The case, based on an incident at a school in Tenafly, is a strange one indeed.
In the case, fourth grade parents were informed via a letter from school officials that there was at least one incident of head lice in class. Apparently it was generally known who the student with head lice was.
In class, while students were working in groups, one student asked another (apparently the one who had contracted head lice) why she had dyed her hair. A third student spoke up and said she had dyed her hair because she was the one who had head lice.

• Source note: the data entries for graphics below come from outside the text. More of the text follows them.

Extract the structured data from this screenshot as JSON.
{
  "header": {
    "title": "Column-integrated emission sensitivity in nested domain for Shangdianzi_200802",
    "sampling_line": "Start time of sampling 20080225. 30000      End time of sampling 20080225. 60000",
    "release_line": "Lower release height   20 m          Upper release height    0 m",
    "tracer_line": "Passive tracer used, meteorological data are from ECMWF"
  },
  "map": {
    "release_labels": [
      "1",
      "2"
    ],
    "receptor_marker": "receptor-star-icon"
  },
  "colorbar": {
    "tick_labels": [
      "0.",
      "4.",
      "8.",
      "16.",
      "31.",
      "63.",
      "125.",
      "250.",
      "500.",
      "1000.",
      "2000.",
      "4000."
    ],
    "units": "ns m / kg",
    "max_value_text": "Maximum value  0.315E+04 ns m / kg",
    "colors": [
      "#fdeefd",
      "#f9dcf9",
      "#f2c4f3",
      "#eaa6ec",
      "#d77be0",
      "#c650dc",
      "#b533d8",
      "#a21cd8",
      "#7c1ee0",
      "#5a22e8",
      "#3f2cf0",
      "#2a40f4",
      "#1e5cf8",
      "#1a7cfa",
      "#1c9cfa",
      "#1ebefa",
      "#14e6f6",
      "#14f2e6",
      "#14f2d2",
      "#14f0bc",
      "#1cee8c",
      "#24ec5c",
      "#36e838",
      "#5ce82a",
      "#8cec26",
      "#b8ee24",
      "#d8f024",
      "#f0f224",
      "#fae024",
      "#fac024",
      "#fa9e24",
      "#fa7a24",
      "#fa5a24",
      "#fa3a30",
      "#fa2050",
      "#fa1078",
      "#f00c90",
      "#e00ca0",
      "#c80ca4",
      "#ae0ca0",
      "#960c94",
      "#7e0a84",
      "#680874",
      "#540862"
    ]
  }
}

New Jersey’s Harassment, Bullying and Intimidation (HIB) protocols for schools are very strict, and the case above ended up being treated by the school as a bullying incident. The third student who made the comments about the girl having lice was then put through the HIB wringer. According to the article at The Daily Signal:
“The incident was reported to the Tenafly, N.J., school’s bullying specialist, who “launched a formal investigation and had [the accused bully]. removed from class so she could proceed to question him about the incident,” according to the lawsuit. The specialist also interviewed other students and required [the accused bully] to complete a sensitivity assignment.”
This is a tough situation. No doubt, the girl with the lice had her feelings hurt. There is no way to tell from the article and other available media commentary whether the boy who outed the girl with lice intended to hurt her feelings, which is relevant in our opinion. We think it is unlikely that the boy accused of bullying has been sufficiently wronged to warrant a lawsuit, but there may be details left out.
The schools are in a tough position when required to investigate and act on HIB incidents, and current protocols are far from perfect. It’s a work in process that hopefully will get better.